C'est d'une peine exemplaire de 15 mois fermes que l'ex-directeur général du Parti libéral du Canada au Québec, Benoît Corbeil, a écopée, hier, pour un trafic d'influence et de la fraude dans le cadre de ses fonctions, entre 1997 et 2000.

Corbeil, 46 ans, doit en outre payer une amende de 20 000$, et rembourser les 117 315$ qu'il a détournés des coffres du parti, a décrété la juge Suzanne Coupal. «Dans ces temps troubles où la confiance en nos institutions démocratiques semble ébranlée, les tribunaux se doivent de dénoncer et de faire valoir la réprobation des gestes qui pourraient porter atteinte aux valeurs fondamentales de notre société», a dit la magistrate, en annonçant la peine.

 

Vêtu d'un complet-cravate, debout dans le box des témoins et tournant donc le dos à la salle d'audience, Corbeil a accusé le coup sans broncher. Des constables spéciaux se sont rapidement approchés de lui, pour l'amener dans le box des accusés. Il s'est tourné pour envoyer la main à une connaissance dans la salle, puis il est disparu derrière la porte menant aux quartiers de détention du palais de justice de Montréal. Manifestement, il gardait espoir d'éviter la prison, car il était entré dans la salle sans bagage. Un homme de sa connaissance est parti après le prononcé de la peine, puis est revenu avec un sac bleu contenant les affaires de Corbeil.

Une oreille attentive

Les accusations dans cette affaire ont été portées par la GRC, au terme d'une enquête secondaire découlant de l'enquête sur les commandites. Les faits ne sont toutefois pas reliés aux commandites. En 1997, à quelques semaines des élections, Corbeil, alors coordonnateur régional du PLC, avait demandé une contribution de 100 000$ au propriétaire d'une carrière de Saint-Jean-sur-Richelieu qui désirait acheter un terrain appartenant au gouvernement fédéral. En échange, Corbeil promettait une oreille attentive à Ottawa. L'homme avait finalement versé 50 000$. Corbeil avait chargé Alain Renaud d'aller chercher la somme. Ce dernier, devenu plus tard informateur de police, avait obtenu 2000$ ou 3000$ pour sa commission.

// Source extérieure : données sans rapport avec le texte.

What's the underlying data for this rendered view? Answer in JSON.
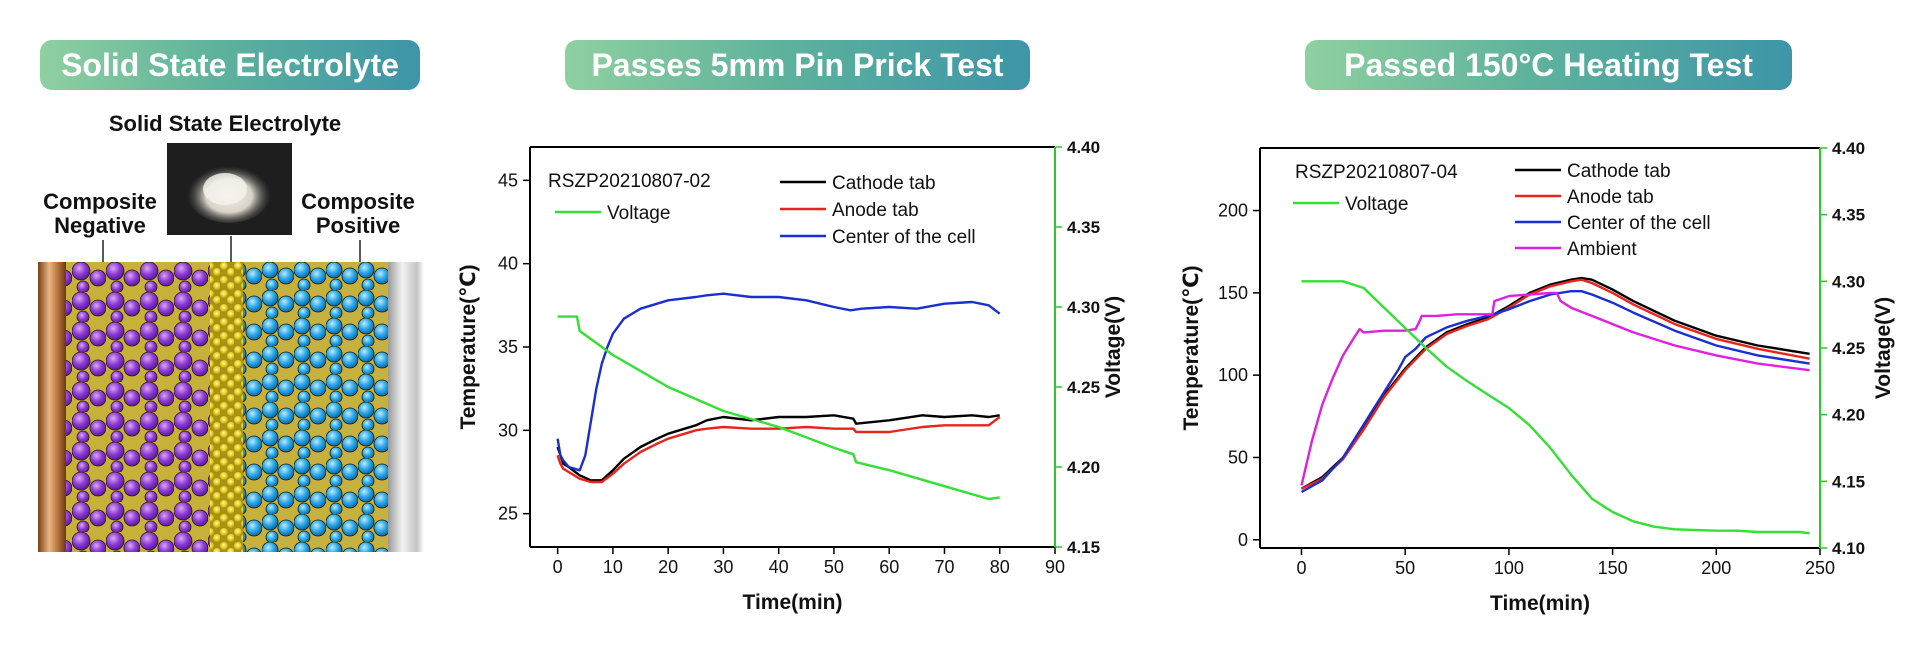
{
  "panels": {
    "electrolyte": {
      "title": "Solid State Electrolyte",
      "top_label": "Solid State Electrolyte",
      "negative_label": "Composite\nNegative",
      "positive_label": "Composite\nPositive"
    },
    "pin": {
      "title": "Passes 5mm Pin Prick Test"
    },
    "heating": {
      "title": "Passed 150°C Heating Test"
    }
  },
  "chart_data": [
    {
      "type": "line",
      "sample_id": "RSZP20210807-02",
      "xlabel": "Time(min)",
      "ylabel": "Temperature(℃)",
      "y2label": "Voltage(V)",
      "xlim": [
        -5,
        90
      ],
      "ylim": [
        23,
        47
      ],
      "y2lim": [
        4.15,
        4.4
      ],
      "xticks": [
        0,
        10,
        20,
        30,
        40,
        50,
        60,
        70,
        80,
        90
      ],
      "yticks": [
        25,
        30,
        35,
        40,
        45
      ],
      "y2ticks": [
        "4.15",
        "4.20",
        "4.25",
        "4.30",
        "4.35",
        "4.40"
      ],
      "series": [
        {
          "name": "Cathode tab",
          "color": "#000000",
          "axis": "left",
          "x": [
            0,
            0.5,
            1,
            2,
            4,
            6,
            8,
            10,
            12,
            15,
            18,
            20,
            25,
            27,
            30,
            35,
            40,
            45,
            50,
            53.5,
            54,
            60,
            66,
            70,
            75,
            78,
            80
          ],
          "y": [
            29,
            28.5,
            28,
            27.8,
            27.3,
            27.0,
            27.0,
            27.6,
            28.3,
            29.0,
            29.5,
            29.8,
            30.3,
            30.6,
            30.8,
            30.6,
            30.8,
            30.8,
            30.9,
            30.7,
            30.4,
            30.6,
            30.9,
            30.8,
            30.9,
            30.8,
            30.9
          ]
        },
        {
          "name": "Anode tab",
          "color": "#e8241c",
          "axis": "left",
          "x": [
            0,
            0.5,
            1,
            2,
            4,
            6,
            8,
            10,
            12,
            15,
            18,
            20,
            25,
            27,
            30,
            35,
            40,
            45,
            50,
            53.5,
            54,
            60,
            66,
            70,
            75,
            78,
            80
          ],
          "y": [
            28.5,
            28,
            27.7,
            27.5,
            27.1,
            26.9,
            26.9,
            27.4,
            28.0,
            28.7,
            29.2,
            29.5,
            30.0,
            30.1,
            30.2,
            30.1,
            30.1,
            30.2,
            30.1,
            30.1,
            29.9,
            29.9,
            30.2,
            30.3,
            30.3,
            30.3,
            30.8
          ]
        },
        {
          "name": "Center of the cell",
          "color": "#1a2fd0",
          "axis": "left",
          "x": [
            0,
            0.5,
            1,
            2,
            4,
            5,
            6,
            7,
            8,
            9,
            10,
            12,
            15,
            18,
            20,
            25,
            27,
            30,
            35,
            40,
            45,
            50,
            53,
            55,
            60,
            65,
            70,
            75,
            78,
            80
          ],
          "y": [
            29.5,
            28.5,
            28.2,
            27.8,
            27.6,
            28.5,
            30.5,
            32.5,
            34.0,
            35.0,
            35.8,
            36.7,
            37.3,
            37.6,
            37.8,
            38.0,
            38.1,
            38.2,
            38.0,
            38.0,
            37.8,
            37.4,
            37.2,
            37.3,
            37.4,
            37.3,
            37.6,
            37.7,
            37.5,
            37.0
          ]
        },
        {
          "name": "Voltage",
          "color": "#33e033",
          "axis": "right",
          "x": [
            0,
            3.5,
            4,
            10,
            20,
            30,
            40,
            50,
            53.5,
            54,
            60,
            70,
            78,
            80
          ],
          "y": [
            4.294,
            4.294,
            4.285,
            4.27,
            4.25,
            4.235,
            4.225,
            4.212,
            4.208,
            4.203,
            4.198,
            4.188,
            4.18,
            4.181
          ]
        }
      ]
    },
    {
      "type": "line",
      "sample_id": "RSZP20210807-04",
      "xlabel": "Time(min)",
      "ylabel": "Temperature(℃)",
      "y2label": "Voltage(V)",
      "xlim": [
        -20,
        250
      ],
      "ylim": [
        -5,
        238
      ],
      "y2lim": [
        4.1,
        4.4
      ],
      "xticks": [
        0,
        50,
        100,
        150,
        200,
        250
      ],
      "yticks": [
        0,
        50,
        100,
        150,
        200
      ],
      "y2ticks": [
        "4.10",
        "4.15",
        "4.20",
        "4.25",
        "4.30",
        "4.35",
        "4.40"
      ],
      "series": [
        {
          "name": "Cathode tab",
          "color": "#000000",
          "axis": "left",
          "x": [
            0,
            10,
            20,
            30,
            40,
            50,
            60,
            70,
            80,
            90,
            100,
            110,
            120,
            130,
            135,
            140,
            150,
            160,
            180,
            200,
            220,
            245
          ],
          "y": [
            31,
            38,
            50,
            68,
            88,
            104,
            117,
            126,
            131,
            135,
            142,
            150,
            155,
            158,
            159,
            158,
            152,
            145,
            133,
            124,
            118,
            113
          ]
        },
        {
          "name": "Anode tab",
          "color": "#e8241c",
          "axis": "left",
          "x": [
            0,
            10,
            20,
            30,
            40,
            50,
            60,
            70,
            80,
            90,
            100,
            110,
            120,
            130,
            135,
            140,
            150,
            160,
            180,
            200,
            220,
            245
          ],
          "y": [
            31,
            37,
            49,
            67,
            87,
            103,
            116,
            125,
            130,
            134,
            141,
            149,
            154,
            157,
            158,
            156,
            150,
            143,
            131,
            122,
            116,
            110
          ]
        },
        {
          "name": "Center of the cell",
          "color": "#1a2fd0",
          "axis": "left",
          "x": [
            0,
            10,
            20,
            30,
            40,
            47,
            50,
            55,
            60,
            70,
            80,
            90,
            100,
            110,
            120,
            130,
            135,
            140,
            150,
            160,
            180,
            200,
            220,
            245
          ],
          "y": [
            29,
            36,
            50,
            70,
            90,
            104,
            111,
            116,
            123,
            129,
            133,
            136,
            140,
            145,
            149,
            151,
            151,
            149,
            144,
            138,
            127,
            118,
            112,
            107
          ]
        },
        {
          "name": "Ambient",
          "color": "#e020e0",
          "axis": "left",
          "x": [
            0,
            5,
            10,
            15,
            20,
            25,
            28,
            30,
            40,
            50,
            55,
            57,
            58,
            65,
            75,
            85,
            92,
            93,
            100,
            110,
            120,
            123,
            125,
            130,
            140,
            150,
            160,
            180,
            200,
            220,
            245
          ],
          "y": [
            33,
            60,
            82,
            98,
            112,
            122,
            128,
            126,
            127,
            127,
            128,
            133,
            136,
            136,
            137,
            137,
            137,
            145,
            148,
            149,
            150,
            150,
            145,
            141,
            136,
            131,
            126,
            118,
            112,
            107,
            103
          ]
        },
        {
          "name": "Voltage",
          "color": "#33e033",
          "axis": "right",
          "x": [
            0,
            10,
            20,
            30,
            40,
            50,
            60,
            70,
            80,
            90,
            100,
            110,
            120,
            130,
            140,
            150,
            160,
            170,
            180,
            200,
            210,
            220,
            240,
            245
          ],
          "y": [
            4.3,
            4.3,
            4.3,
            4.295,
            4.28,
            4.265,
            4.25,
            4.236,
            4.225,
            4.215,
            4.205,
            4.192,
            4.175,
            4.155,
            4.137,
            4.127,
            4.12,
            4.116,
            4.114,
            4.113,
            4.113,
            4.112,
            4.112,
            4.111
          ]
        }
      ]
    }
  ]
}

En ce qui concerne l'accusation de fraude, elle avait trait à six fausses factures totalisant un peu plus de 117 000$, que Corbeil a approuvées pour paiement entre 1999 et 2000, alors qu'il était directeur général du parti. Corbeil soutient qu'il n'a pas bénéficié personnellement de ces sommes, hormis un cadeau de 5000$ que lui a remis Giuseppe Morselli, propriétaire du Buffet Trio, un partisan qui en menait large au parti. Morselli est décédé depuis.

Corbeil a plaidé coupable en juin dernier aux accusations. Son avocat, Michel Grenier, recommandait une absolution avec un don et des travaux communautaires, tandis que la procureure de la Couronne, Josée Fontaine, demandait de 18 à 24 mois de prison.

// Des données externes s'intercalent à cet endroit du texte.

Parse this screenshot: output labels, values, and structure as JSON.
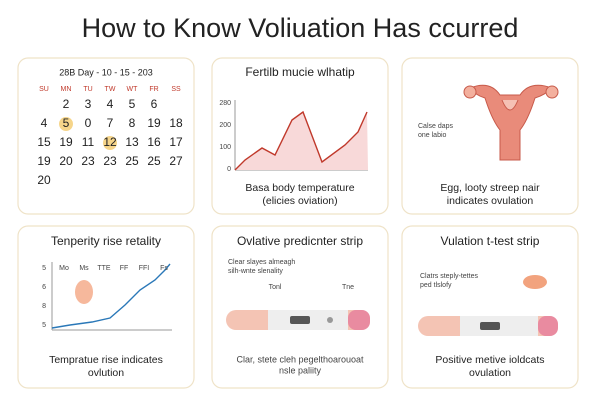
{
  "title": "How to Know Voliuation Has ccurred",
  "cards": [
    {
      "heading": "28B Day - 10 - 15 - 203",
      "weekdays": [
        "SU",
        "MN",
        "TU",
        "TW",
        "WT",
        "FR",
        "SS"
      ],
      "rows": [
        [
          "2",
          "3",
          "4",
          "5",
          "6"
        ],
        [
          "4",
          "5",
          "0",
          "7",
          "8",
          "19",
          "18"
        ],
        [
          "15",
          "19",
          "11",
          "12",
          "13",
          "16",
          "17"
        ],
        [
          "19",
          "20",
          "23",
          "23",
          "25",
          "25",
          "27"
        ],
        [
          "20"
        ]
      ]
    },
    {
      "heading": "Fertilb mucie wlhatip",
      "yaxis": [
        "280",
        "200",
        "100",
        "0"
      ],
      "caption": [
        "Basa body temperature",
        "(elicies oviation)"
      ]
    },
    {
      "label": [
        "Calse daps",
        "one labio"
      ],
      "caption": [
        "Egg, looty streep nair",
        "indicates ovulation"
      ]
    },
    {
      "heading": "Tenperity rise retality",
      "xaxis": [
        "Mo",
        "Ms",
        "TTE",
        "FF",
        "FFI",
        "Fs"
      ],
      "yaxis": [
        "5",
        "6",
        "8",
        "5"
      ],
      "caption": [
        "Tempratue rise indicates",
        "ovlution"
      ]
    },
    {
      "heading": "Ovlative predicnter strip",
      "label": [
        "Clear slayes almeagh",
        "silh-wnte slenality"
      ],
      "marks": [
        "Tonl",
        "Tne"
      ],
      "caption": [
        "Clar, stete cleh pegelthoarouoat",
        "nsle paliity"
      ]
    },
    {
      "heading": "Vulation t-test strip",
      "label": [
        "Clatrs steply-tettes",
        "ped tlslofy"
      ],
      "caption": [
        "Positive metive ioldcats",
        "ovulation"
      ]
    }
  ]
}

En sortant de la salle d'audience, Me Grenier a indiqué qu'il allait voir avec M. Corbeil s'il désirait interjeter appel. Me Fontaine, pour sa part, était bien satisfaite de la peine, qui envoie un message clair à son avis.

Me Charles Côté, avocat du Parti libéral, était bien content lui aussi, notamment du remboursement. Il affirme que l'argent n'est pas allé au PLC, comme Corbeil le soutient.